O ex-governador de São Paulo Geraldo Alckmin (PSDB) virou réu nesta quinta-feira, 30 de julho, por corrupção, lavagem de dinheiro e falsidade ideológica eleitoral (caixa dois) após o juiz Marco Antonio Martin Vargas aceitar denuncia apresentada pelo Ministério Público Eleitoral no dia 23. Com a decisão, o tucano passa a responder a ação penal eleitoral por suposto caixa dois de R$ 11,9 milhões pagos pela Odebrecht nas campanhas de 2010 e 2014.

A decisão também coloca no banco dos réus o então tesoureiro da campanha de Alckmin em 2014, Marcos Monteiro, e o ex-assessor do governo Sebastião Eduardo Alves de Castro. Ambos teriam recebido os repasses ilegais da empreiteira em nome do tucano. De acordo com o juiz eleitoral, o Ministério Público Eleitoral apresentou indícios suficientes de materialidade dos crimes supostamente cometidos pelo tucano.

O cunhado do ex-governador, Adhemar Ribeiro, o “Belém” do Setor de Operações Estruturadas da Odebrecht, teria recebido R$ 2 milhões em 2010, mas o Ministério Público apontou que os crimes já prescre­veram. O magistrado também autorizou o compartilhamento dos autos da ação contra o tucano com a 9ª Promotoria de Justiça do Patrimônio Público e Social de São Paulo, que move ação de improbidade admi­nistrativa contra Alckmin pelo mesmo episódio. A defesa do ex-gover­nador poderá apresentar defesa nos autos em até dez dias.

De acordo com o Ministério Público Eleitoral, Alckmin recebeu R$ 2 mi­lhões da Odebrecht em 2010 e R$ 9,3 milhões em 2014, quando disputou e se reelegeu governador de São Paulo. Uma semana antes da denúncia, a Polícia Federal indiciou o tucano no caso. Os repasses foram feitos em onze parcelas, totalizando R$ 9,3 milhões. Os citados sempre negaram a prática de crimes. A defesa de Alckmin diz que, agora, terá a oportunidade de se defender. O PSDB declarou apoio total ao ex-governador.

Serra – O juiz Diego Paes Moreira, da 6ª Vara Criminal de São Paulo, suspendeu, nesta quinta-feira, 30 de julho, a ação por lavagem de dinheiro contra o senador José Serra (PSDB-SP).
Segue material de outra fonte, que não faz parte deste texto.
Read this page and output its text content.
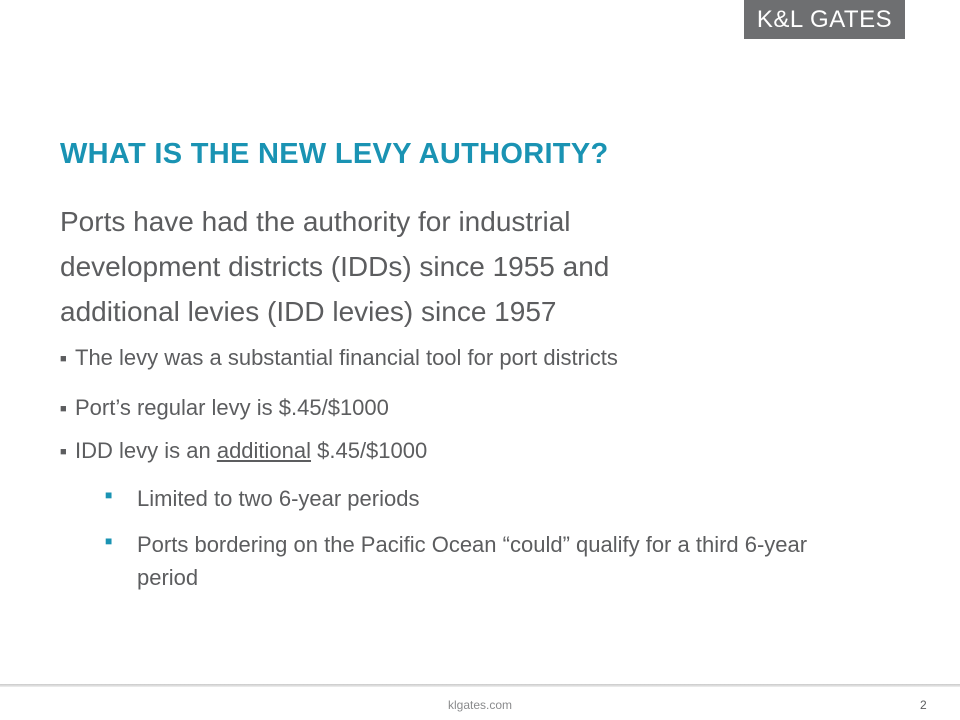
K&L GATES
WHAT IS THE NEW LEVY AUTHORITY?

Ports have had the authority for industrial
development districts (IDDs) since 1955 and
additional levies (IDD levies) since 1957

■ The levy was a substantial financial tool for port districts
■ Port’s regular levy is $.45/$1000
■ IDD levy is an additional $.45/$1000
■	Limited to two 6-year periods
■	Ports bordering on the Pacific Ocean “could” qualify for a third 6-year period
klgates.com	2
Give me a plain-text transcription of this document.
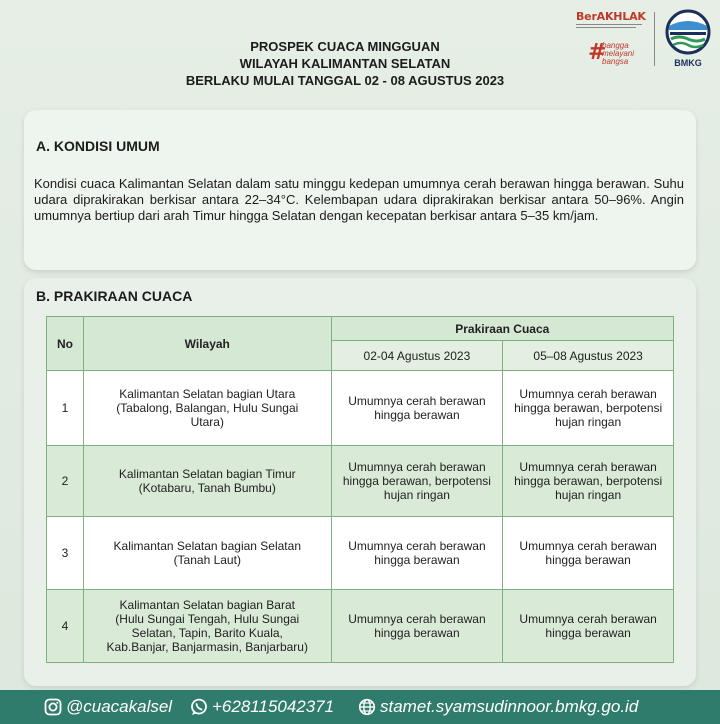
PROSPEK CUACA MINGGUAN
WILAYAH KALIMANTAN SELATAN
BERLAKU MULAI TANGGAL 02 - 08 AGUSTUS 2023
BerAKHLAK
#
bangga
melayani
bangsa	BMKG
A. KONDISI UMUM
Kondisi cuaca Kalimantan Selatan dalam satu minggu kedepan umumnya cerah berawan hingga berawan. Suhu udara diprakirakan berkisar antara 22–34°C. Kelembapan udara diprakirakan berkisar antara 50–96%. Angin umumnya bertiup dari arah Timur hingga Selatan dengan kecepatan berkisar antara 5–35 km/jam.
B. PRAKIRAAN CUACA
No	Wilayah	Prakiraan Cuaca	
		02-04 Agustus 2023	05–08 Agustus 2023
1	Kalimantan Selatan bagian Utara (Tabalong, Balangan, Hulu Sungai Utara)	Umumnya cerah berawan hingga berawan	Umumnya cerah berawan hingga berawan, berpotensi hujan ringan
2	Kalimantan Selatan bagian Timur (Kotabaru, Tanah Bumbu)	Umumnya cerah berawan hingga berawan, berpotensi hujan ringan	Umumnya cerah berawan hingga berawan, berpotensi hujan ringan
3	Kalimantan Selatan bagian Selatan (Tanah Laut)	Umumnya cerah berawan hingga berawan	Umumnya cerah berawan hingga berawan
4	Kalimantan Selatan bagian Barat (Hulu Sungai Tengah, Hulu Sungai Selatan, Tapin, Barito Kuala, Kab.Banjar, Banjarmasin, Banjarbaru)	Umumnya cerah berawan hingga berawan	Umumnya cerah berawan hingga berawan
@cuacakalsel +628115042371	stamet.syamsudinnoor.bmkg.go.id
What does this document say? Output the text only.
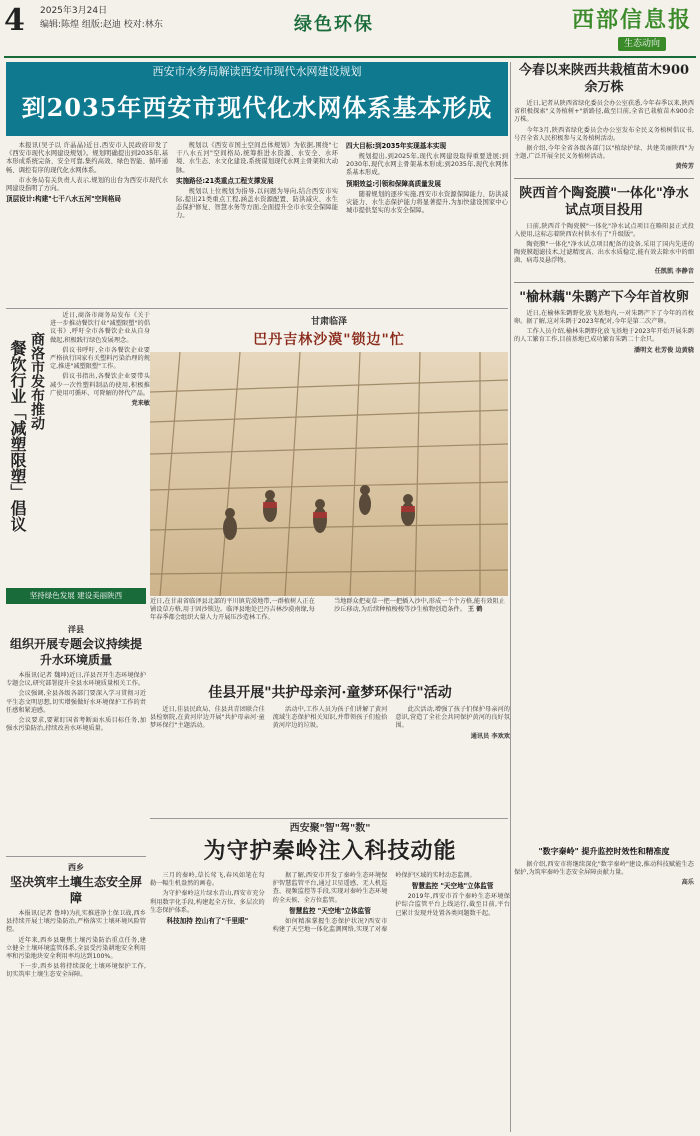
4 2025年3月24日
编辑:陈煌 组版:赵迪 校对:林东	绿色环保	西部信息报
生态动向
西安市水务局解读西安市现代水网建设规划
到2035年西安市现代化水网体系基本形成

本报讯(吴子以 许晶晶)近日,西安市人民政府印发了《西安市现代水网建设规划》。规划明确提出到2035年,基本形成系统完备、安全可靠,集约高效、绿色智能、循环通畅、调控有序的现代化水网体系。

市水务局有关负责人表示,规划的出台为西安市现代水网建设指明了方向。

顶层设计:构建"七干八水五河"空间格局

规划以《西安市国土空间总体规划》为依据,围绕"七干八水五河"空间格局,统筹推进水资源、水安全、水环境、水生态、水文化建设,系统谋划现代水网主骨架和大动脉。

实施路径:21类重点工程支撑发展

规划以上位规划为指导,以问题为导向,结合西安市实际,提出21类重点工程,涵盖水资源配置、防洪减灾、水生态保护修复、智慧水务等方面,全面提升全市水安全保障能力。

四大目标:到2035年实现基本实现

规划提出,到2025年,现代水网建设取得重要进展;到2030年,现代水网主骨架基本形成;到2035年,现代水网体系基本形成。

预期效益:引领和保障高质量发展

随着规划的逐步实施,西安市水资源保障能力、防洪减灾能力、水生态保护能力将显著提升,为加快建设国家中心城市提供坚实的水安全保障。

今春以来陕西共栽植苗木900余万株

近日,记者从陕西省绿化委员会办公室获悉,今年春季以来,陕西省积极探索"义务植树+"新路径,截至目前,全省已栽植苗木900余万株。

今年3月,陕西省绿化委员会办公室发布全民义务植树倡议书,号召全省人民积极参与义务植树活动。

据介绍,今年全省各级各部门以"植绿护绿、共建美丽陕西"为主题,广泛开展全民义务植树活动。

黄传芳
陕西首个陶瓷膜"一体化"净水试点项目投用

日前,陕西首个陶瓷膜"一体化"净水试点项目在略阳县正式投入使用,这标志着陕西农村供水有了"升级版"。

陶瓷膜"一体化"净水试点项目配备的设备,采用了国内先进的陶瓷膜超滤技术,过滤精度高、出水水质稳定,能有效去除水中的细菌、病毒及悬浮物。

任凯凯 李静音
"榆林藕"朱鹮产下今年首枚卵

近日,在榆林朱鹮野化放飞基地内,一对朱鹮产下了今年的首枚卵。据了解,这对朱鹮于2023年配对,今年是第二次产卵。

工作人员介绍,榆林朱鹮野化放飞基地于2023年开始开展朱鹮的人工繁育工作,目前基地已成功繁育朱鹮二十余只。

潘明文 杜芳俊 边黄骁
餐饮行业「减塑限塑」倡议 商洛市发布推动

近日,商洛市商务局发布《关于进一步推动餐饮行业"减塑限塑"的倡议书》,呼吁全市各餐饮企业从自身做起,积极践行绿色发展理念。

倡议书呼吁,全市各餐饮企业要严格执行国家有关塑料污染治理的规定,推进"减塑限塑"工作。

倡议书指出,各餐饮企业要带头减少一次性塑料制品的使用,积极推广使用可循环、可降解的替代产品。

党来敏
甘肃临泽
巴丹吉林沙漠"锁边"忙
近日,在甘肃省临泽县北部的平川镇荒漠地带,一群植树人正在铺设草方格,用于固沙锁边。临泽县地处巴丹吉林沙漠南缘,每年春季都会组织大量人力开展压沙造林工作。
当地群众把麦草一把一把插入沙中,形成一个个方格,能有效阻止沙丘移动,为后续种植梭梭等沙生植物创造条件。 王 鹤
坚持绿色发展 建设美丽陕西
洋县
组织开展专题会议持续提升水环境质量

本报讯(记者 魏坤)近日,洋县召开生态环境保护专题会议,研究部署提升全县水环境质量相关工作。

会议强调,全县各级各部门要深入学习贯彻习近平生态文明思想,切实增强做好水环境保护工作的责任感和紧迫感。

会议要求,要紧盯国省考断面水质目标任务,加强水污染防治,持续改善水环境质量。

佳县开展"共护母亲河·童梦环保行"活动

近日,佳县民政局、佳县共青团联合佳县检察院,在黄河岸边开展"共护母亲河·童梦环保行"主题活动。

活动中,工作人员为孩子们讲解了黄河流域生态保护相关知识,并带领孩子们捡拾黄河岸边的垃圾。

此次活动,增强了孩子们保护母亲河的意识,营造了全社会共同保护黄河的良好氛围。

通讯员 李欢欢
西安聚"智"驾"数"
为守护秦岭注入科技动能

三月的秦岭,草长莺飞,春风如笔在勾勒一幅生机盎然的画卷。

为守护秦岭这片绿水青山,西安市充分利用数字化手段,构建起全方位、多层次的生态保护体系。

科技加持 控山有了"千里眼"

据了解,西安市开发了秦岭生态环境保护智慧监管平台,通过卫星遥感、无人机巡查、视频监控等手段,实现对秦岭生态环境的全天候、全方位监管。

智慧监控 "天空地"立体监管

如何精准掌握生态保护状况?西安市构建了天空地一体化监测网络,实现了对秦岭保护区域的实时动态监测。

智慧监控 "天空地"立体监管

2019年,西安市首个秦岭生态环境保护综合监管平台上线运行,截至目前,平台已累计发现并处置各类问题数千起。

西乡
坚决筑牢土壤生态安全屏障

本报讯(记者 鲁坤)为扎实推进净土保卫战,西乡县持续开展土壤污染防治,严格落实土壤环境风险管控。

近年来,西乡县聚焦土壤污染防治重点任务,建立健全土壤环境监管体系,全县受污染耕地安全利用率和污染地块安全利用率均达到100%。

下一步,西乡县将持续深化土壤环境保护工作,切实筑牢土壤生态安全屏障。

"数字秦岭" 提升监控时效性和精准度

据介绍,西安市将继续深化"数字秦岭"建设,推动科技赋能生态保护,为筑牢秦岭生态安全屏障贡献力量。

高乐
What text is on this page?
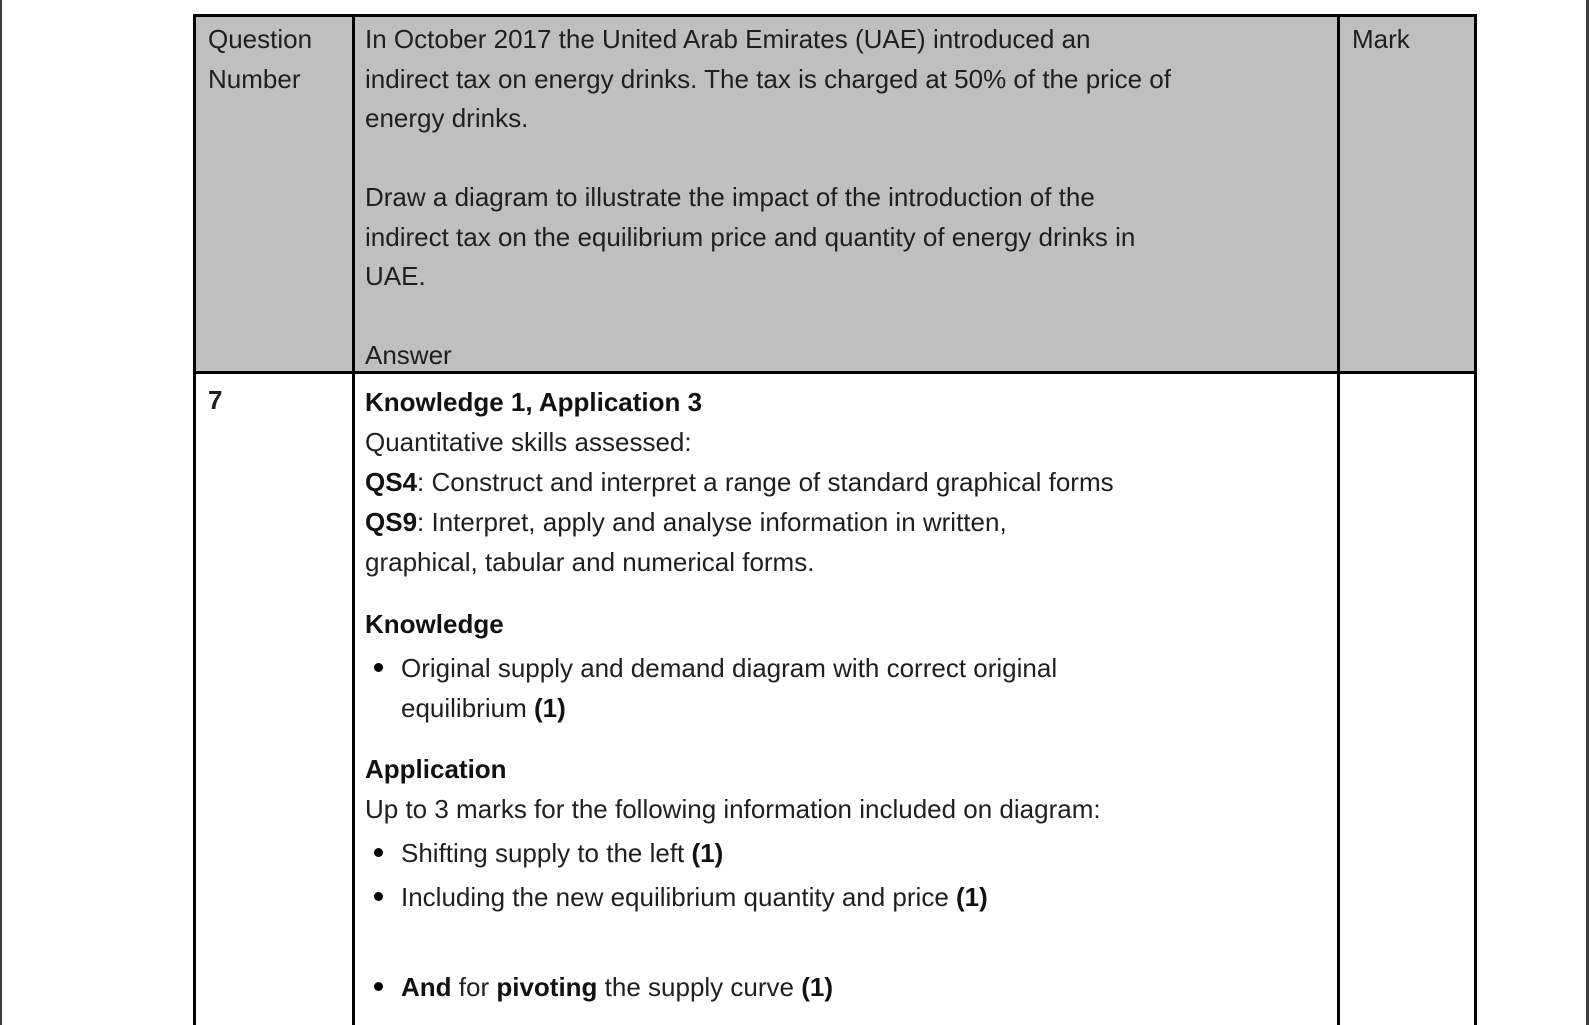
Question
Number
In October 2017 the United Arab Emirates (UAE) introduced an
indirect tax on energy drinks. The tax is charged at 50% of the price of
energy drinks.
Draw a diagram to illustrate the impact of the introduction of the
indirect tax on the equilibrium price and quantity of energy drinks in
UAE.
Answer
Mark
7	Knowledge 1, Application 3
Quantitative skills assessed:
QS4: Construct and interpret a range of standard graphical forms
QS9: Interpret, apply and analyse information in written,
graphical, tabular and numerical forms.
Knowledge
Original supply and demand diagram with correct original
equilibrium (1)
Application
Up to 3 marks for the following information included on diagram:
Shifting supply to the left (1)
Including the new equilibrium quantity and price (1)
And for pivoting the supply curve (1)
A decisão foi tomada após o magistrado ser notificado de que o presidente do Su­premo Tribunal Federal, ministro Dias Toffoli, travou as investigações da Justiça Federal contra o tucano.

Os procuradores apontam que Serra solicitou o pagamento de propina de R$ 4,5 milhões da Odebrecht e indicou que gostaria de receber o montante no exterior, por meio de offshore da José Amaro Ramos. A empreiteira efetivou a solicitação do tucano e realizou, en­tre 2006 e 2007, “numeras transferências” no total de 1.564.891,78 euros para a empresa do operador.

Do total, 936 mil euros chegaram à Dortmund International Inc., offshore que, segundo a Lava Jato, era controlada por Verônica Serra. Os acusados negam a prática de crimes. A força-tarefa da Operação Lava Jato em São Paulo classificou como”’indevida” a suspensão da ação penal que colocou o senador no banco dos réus por lavagem de propinas da Odebrecht.